Tools that can sufficiently address these challenges are the way to go in future. They can truly help the humans in their sense-making processes by providing them with responsive and interactive methods to not only test and validate their hypotheses but also communicate them.

Saman devoted the rest of the talk to demo some of the tools that he contributed towards and gave some examples of beautiful data visualizations. Most of them were accompanied by a lot of gasping sounds from the audience. He also presented some initial guidelines for building HDI interfaces based on these experiences.

Talk: The Signal Processing Approach to Biomarkers

A biomarker is a measurable indicator of a biological condition. Usually it is seen as a substance or a molecule introduced in the body but even physiological indicators may function as dynamic biomarkers for certain diseases. Dr. Sejdić and his team at the IMED Lab work on finding innovative ways to measure such biomarkers. During the ISP seminar last week, he presented his work on using low-cost devices with simple electronics such as accelerometers and microphones, to capture the unique patterns of physiological variables. It turns out that by analyzing these patterns, one can differentiate between healthy and pathological conditions. Building these devices requires an interdisciplinary investigation and insights from signal processing, biomedical engineering and also machine learning.

Listening to the talk, I felt that Dr. Sejdić is a researcher who is truly an engineer at heart as he described his work on building an Asperometer. It is a device that is placed on the throat of a patient to find out when they have swallowing difficulties (Dysphagia). The device picks up the vibrations from the throat and does a bit of signal processing magic to identify problematic scenarios. Do you remember the little flap called the Epiglotis that guards the entrance to your wind pipe, from your high school Biology? Well, that thing is responsible for directing the food into the oesophagus (food pipe) while eating and preventing it from going into wrong places (like the lungs!). As it moves to cover the wind pipe, it records a characteristic motion pattern on the accelerometer. The Asperometer can then distinguish between regular and irregular patterns to find out when should we be concerned. The current gold standard to do these assessments involve using some ‘Barium food’ and X-Rays to visualize its movement. As you may have realized, the Asperometer is not only unobstrusive but also appears to be a safer method to do so. There are a couple of issues left to iron out though, such as removing sources of noise in the signal due to speech or even breathing through the mouth. We can, however, still use it in controlled usage scenarios in the presence of a specialist.

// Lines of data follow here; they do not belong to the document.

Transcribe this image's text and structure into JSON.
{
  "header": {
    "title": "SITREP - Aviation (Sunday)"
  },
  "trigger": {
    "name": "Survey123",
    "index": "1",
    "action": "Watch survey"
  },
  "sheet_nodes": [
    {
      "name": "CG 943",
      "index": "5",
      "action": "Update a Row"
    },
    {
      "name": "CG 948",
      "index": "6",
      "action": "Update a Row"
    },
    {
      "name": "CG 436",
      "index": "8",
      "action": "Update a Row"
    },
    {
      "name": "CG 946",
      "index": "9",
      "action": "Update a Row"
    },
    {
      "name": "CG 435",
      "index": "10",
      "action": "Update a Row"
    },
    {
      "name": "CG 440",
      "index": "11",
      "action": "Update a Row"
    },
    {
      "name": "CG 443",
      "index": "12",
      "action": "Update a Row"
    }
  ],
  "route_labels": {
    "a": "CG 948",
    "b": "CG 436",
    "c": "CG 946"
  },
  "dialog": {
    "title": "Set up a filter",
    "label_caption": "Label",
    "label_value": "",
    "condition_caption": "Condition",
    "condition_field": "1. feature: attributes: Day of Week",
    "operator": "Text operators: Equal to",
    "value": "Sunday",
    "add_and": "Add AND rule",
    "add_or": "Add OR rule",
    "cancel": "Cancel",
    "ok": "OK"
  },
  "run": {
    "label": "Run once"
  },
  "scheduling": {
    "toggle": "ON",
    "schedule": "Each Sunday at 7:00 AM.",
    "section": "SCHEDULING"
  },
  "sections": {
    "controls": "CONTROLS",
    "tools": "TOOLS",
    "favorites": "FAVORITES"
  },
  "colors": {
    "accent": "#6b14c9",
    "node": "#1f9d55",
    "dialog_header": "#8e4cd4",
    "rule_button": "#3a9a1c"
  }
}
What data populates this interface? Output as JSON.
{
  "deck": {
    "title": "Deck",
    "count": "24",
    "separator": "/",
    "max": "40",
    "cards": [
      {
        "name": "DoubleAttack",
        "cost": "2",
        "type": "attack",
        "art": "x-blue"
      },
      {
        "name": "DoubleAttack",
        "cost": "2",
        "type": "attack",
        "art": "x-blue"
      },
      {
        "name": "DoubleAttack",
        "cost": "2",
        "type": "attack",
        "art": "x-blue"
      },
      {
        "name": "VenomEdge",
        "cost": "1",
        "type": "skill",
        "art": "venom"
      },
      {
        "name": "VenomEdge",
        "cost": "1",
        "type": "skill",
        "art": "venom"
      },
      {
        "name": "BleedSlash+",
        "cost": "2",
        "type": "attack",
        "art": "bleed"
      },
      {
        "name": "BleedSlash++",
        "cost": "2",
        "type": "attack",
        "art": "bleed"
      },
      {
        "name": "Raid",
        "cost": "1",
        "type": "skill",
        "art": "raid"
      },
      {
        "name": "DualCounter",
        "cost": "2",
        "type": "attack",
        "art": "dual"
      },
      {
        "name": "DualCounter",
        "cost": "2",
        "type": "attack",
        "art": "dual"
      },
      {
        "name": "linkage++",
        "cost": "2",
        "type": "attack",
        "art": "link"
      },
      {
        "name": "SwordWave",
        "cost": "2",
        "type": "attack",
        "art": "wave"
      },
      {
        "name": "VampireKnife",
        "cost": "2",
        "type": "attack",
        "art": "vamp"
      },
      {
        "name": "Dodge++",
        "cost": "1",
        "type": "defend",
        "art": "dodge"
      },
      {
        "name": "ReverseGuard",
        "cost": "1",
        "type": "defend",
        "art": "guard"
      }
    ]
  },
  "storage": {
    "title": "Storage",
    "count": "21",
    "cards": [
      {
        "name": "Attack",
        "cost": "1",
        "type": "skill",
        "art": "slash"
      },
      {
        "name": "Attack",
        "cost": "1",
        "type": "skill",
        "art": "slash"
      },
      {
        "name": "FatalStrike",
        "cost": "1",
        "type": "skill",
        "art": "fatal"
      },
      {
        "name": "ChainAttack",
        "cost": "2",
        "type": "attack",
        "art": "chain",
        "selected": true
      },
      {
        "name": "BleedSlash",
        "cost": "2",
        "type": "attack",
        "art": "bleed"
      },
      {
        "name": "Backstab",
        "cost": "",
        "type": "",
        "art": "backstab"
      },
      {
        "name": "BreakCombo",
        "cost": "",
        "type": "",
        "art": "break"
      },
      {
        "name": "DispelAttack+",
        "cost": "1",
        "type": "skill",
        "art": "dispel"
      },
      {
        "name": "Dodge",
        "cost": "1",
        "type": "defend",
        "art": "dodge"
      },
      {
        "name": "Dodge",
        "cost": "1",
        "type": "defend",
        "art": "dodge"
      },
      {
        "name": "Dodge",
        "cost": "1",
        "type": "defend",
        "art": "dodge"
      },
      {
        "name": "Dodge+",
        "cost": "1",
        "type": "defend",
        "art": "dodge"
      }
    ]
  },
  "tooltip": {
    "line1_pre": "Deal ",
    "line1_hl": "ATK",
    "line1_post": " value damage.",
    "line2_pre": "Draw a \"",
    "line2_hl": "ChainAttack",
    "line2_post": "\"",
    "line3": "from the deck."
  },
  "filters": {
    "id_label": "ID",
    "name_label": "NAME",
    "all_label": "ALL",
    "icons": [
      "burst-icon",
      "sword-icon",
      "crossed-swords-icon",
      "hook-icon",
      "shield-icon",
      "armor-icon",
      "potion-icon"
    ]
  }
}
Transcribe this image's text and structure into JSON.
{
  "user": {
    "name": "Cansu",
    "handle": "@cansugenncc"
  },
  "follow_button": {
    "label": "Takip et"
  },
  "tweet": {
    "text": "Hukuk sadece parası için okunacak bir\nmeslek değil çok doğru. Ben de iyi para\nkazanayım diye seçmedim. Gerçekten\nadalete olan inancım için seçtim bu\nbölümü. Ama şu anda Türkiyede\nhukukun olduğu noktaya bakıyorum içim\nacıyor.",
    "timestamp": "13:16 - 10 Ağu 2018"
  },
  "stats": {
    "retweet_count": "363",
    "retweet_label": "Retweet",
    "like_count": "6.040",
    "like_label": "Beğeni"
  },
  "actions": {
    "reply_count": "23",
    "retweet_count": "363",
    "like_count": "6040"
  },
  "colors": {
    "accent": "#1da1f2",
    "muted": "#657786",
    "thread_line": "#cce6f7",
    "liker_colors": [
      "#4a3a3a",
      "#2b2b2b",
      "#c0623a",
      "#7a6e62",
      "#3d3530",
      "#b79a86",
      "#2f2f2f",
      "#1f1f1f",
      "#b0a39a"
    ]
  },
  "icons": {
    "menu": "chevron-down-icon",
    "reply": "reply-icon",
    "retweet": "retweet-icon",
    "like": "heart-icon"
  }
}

The remaining part of the talk briefly dealt with Dr. Sejdić’s investigations of gait, handwriting processes and preference detection, again with the help of signal processing and some simple electronics on the body. He is building on work in biomedical engineering to study age and disease related changes in our bodies. The goal is to explore simple instruments providing useful information that can ultimately help to prevent, retard or reverse such diseases.